Investigating Joint-Free Mechanical Systems with PLA and ABS Materials Using the Fuse Deposition Modelling Method

In recent times, the growing popularity of joint-free mechanical systems and structures is attributed to advancements in 3D printing technology. Unlike traditional mechanically joined systems, 3D-printed products require fewer fasteners. However, the widespread adoption of additive manufacturing in the mechanical industries is hindered by limitations in handling various engineering materials. Currently, only a restricted range of ductile and plastic materials is utilized in additive manufacturing processes. This study aims to replace adhesive bonding and bolt joints with an innovative approach involving equivalent geometrical layers. The strength of these joints is intended to be achieved through careful consideration of layer thickness and geometry. The research investigates the strength of conventional lap joints, such as adhesive-bonded or bolted joints, across different materials. Finite element models of these ASTM specimens will be developed in ANSYS for static analysis and comparison. The ultimate goal is to establish an equivalent design procedure that replaces traditional joints with layers of materials through the additive manufacturing process.
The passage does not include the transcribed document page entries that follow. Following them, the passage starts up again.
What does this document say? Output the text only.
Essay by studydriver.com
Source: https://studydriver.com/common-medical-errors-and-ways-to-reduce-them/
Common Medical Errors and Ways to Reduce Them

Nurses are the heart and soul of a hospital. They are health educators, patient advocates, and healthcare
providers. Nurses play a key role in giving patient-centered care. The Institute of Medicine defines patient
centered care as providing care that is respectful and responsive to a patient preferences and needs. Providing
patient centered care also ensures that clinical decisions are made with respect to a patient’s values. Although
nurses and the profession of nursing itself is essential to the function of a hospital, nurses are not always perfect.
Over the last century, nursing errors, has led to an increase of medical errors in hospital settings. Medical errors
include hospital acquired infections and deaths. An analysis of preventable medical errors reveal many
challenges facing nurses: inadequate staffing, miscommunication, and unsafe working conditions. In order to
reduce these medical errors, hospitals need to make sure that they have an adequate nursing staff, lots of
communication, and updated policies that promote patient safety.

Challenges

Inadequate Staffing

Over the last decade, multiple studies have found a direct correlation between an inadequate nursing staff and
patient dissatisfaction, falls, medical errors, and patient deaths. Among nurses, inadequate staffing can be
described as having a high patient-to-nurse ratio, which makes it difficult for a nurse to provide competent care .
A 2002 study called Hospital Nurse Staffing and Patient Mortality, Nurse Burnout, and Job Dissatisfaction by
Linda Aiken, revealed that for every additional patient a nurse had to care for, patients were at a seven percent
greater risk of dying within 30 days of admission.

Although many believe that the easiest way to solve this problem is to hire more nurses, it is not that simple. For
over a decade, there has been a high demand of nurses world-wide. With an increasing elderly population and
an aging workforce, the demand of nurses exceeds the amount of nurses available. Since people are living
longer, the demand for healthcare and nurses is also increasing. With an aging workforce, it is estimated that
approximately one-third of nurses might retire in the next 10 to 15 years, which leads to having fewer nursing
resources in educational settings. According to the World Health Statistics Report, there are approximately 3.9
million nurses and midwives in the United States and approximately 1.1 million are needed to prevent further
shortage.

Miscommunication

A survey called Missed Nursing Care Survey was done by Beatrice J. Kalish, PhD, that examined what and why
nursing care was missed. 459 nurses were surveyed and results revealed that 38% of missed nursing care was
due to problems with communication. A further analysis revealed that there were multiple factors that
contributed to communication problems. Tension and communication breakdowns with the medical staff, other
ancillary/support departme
To validate this approach, a quadcopter structure was designed using 3D printing technology, fabricated with ABS and PLA materials, assembled, and flight-tested to achieve a thrust-to-weight ratio of nearly two. The successful validation of the design demonstrates that 3D-printed additive manufacturing is a valuable technology for constructing lightweight and high-performance UAV structures. Notably, the quadcopter frame was produced as a single component, streamlining the assembly process compared to traditional assemblies consisting of eight to ten parts.